Pillonel Trestan, Bertelli Claire, Salamin Nicolas, Greub Gilbert
SIB Swiss Institute of Bioinformatics, Lausanne, Switzerland.
Center for Research on Intracellular Bacteria, Institute of Microbiology, University Hospital Center and University of Lausanne, Lausanne, Switzerland.
Int J Syst Evol Microbiol. 2015 Apr;65(Pt 4):1381-1393. doi: 10.1099/ijs.0.000090. Epub 2015 Jan 29.
Bacterial classification is a long-standing problem for taxonomists and species definition itself is constantly debated among specialists. The classification of strict intracellular bacteria such as members of the order Chlamydiales mainly relies on DNA- or protein-based phylogenetic reconstructions because these organisms exhibit few phenotypic differences and are difficult to culture. The availability of full genome sequences allows the comparison of the performance of conserved protein sequences to reconstruct Chlamydiales phylogeny. This approach permits the identification of markers that maximize the phylogenetic signal and the robustness of the inferred tree. In this study, a set of 424 core proteins was identified and concatenated to reconstruct a reference species tree. Although individual protein trees present variable topologies, we detected only few cases of incongruence with the reference species tree, which were due to horizontal gene transfers. Detailed analysis of the phylogenetic information of individual protein sequences (i) showed that phylogenies based on single randomly chosen core proteins are not reliable and (ii) led to the identification of twenty taxonomically highly reliable proteins, allowing the reconstruction of a robust tree close to the reference species tree. We recommend using these protein sequences to precisely classify newly discovered isolates at the family, genus and species levels.

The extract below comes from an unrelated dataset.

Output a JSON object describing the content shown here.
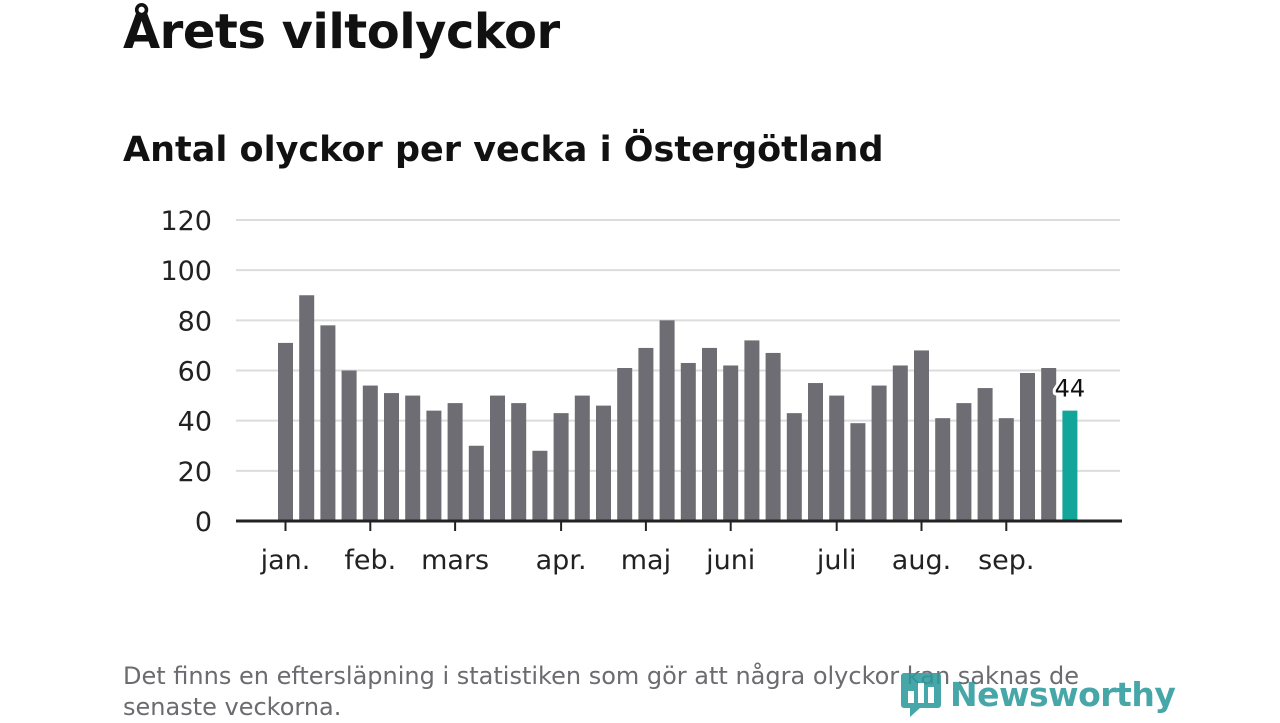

细菌分类一直是分类学家面临的难题,物种定义本身也在专家之间不断引发争论。对于诸如衣原体目成员这样的严格细胞内细菌,其分类主要依赖基于DNA或蛋白质的系统发育重建,因为这些生物表现出很少的表型差异且难以培养。全基因组序列的可得性使得比较保守蛋白质序列在重建衣原体系统发育中的性能成为可能。这种方法能够识别出能最大化系统发育信号以及推断树稳健性的标记。在本研究中,一组424个核心蛋白被鉴定并串联起来以重建一个参考物种树。尽管单个蛋白质树呈现出可变的拓扑结构,但我们仅检测到少数与参考物种树不一致的情况,这些情况是由水平基因转移导致的。对单个蛋白质序列系统发育信息的详细分析表明:(i)基于单个随机选择的核心蛋白构建的系统发育不可靠;(ii)导致鉴定出20个分类学上高度可靠的蛋白质,从而能够重建一棵与参考物种树相近的稳健树。我们建议使用这些蛋白质序列在科、属和种水平上对新发现的分离株进行精确分类。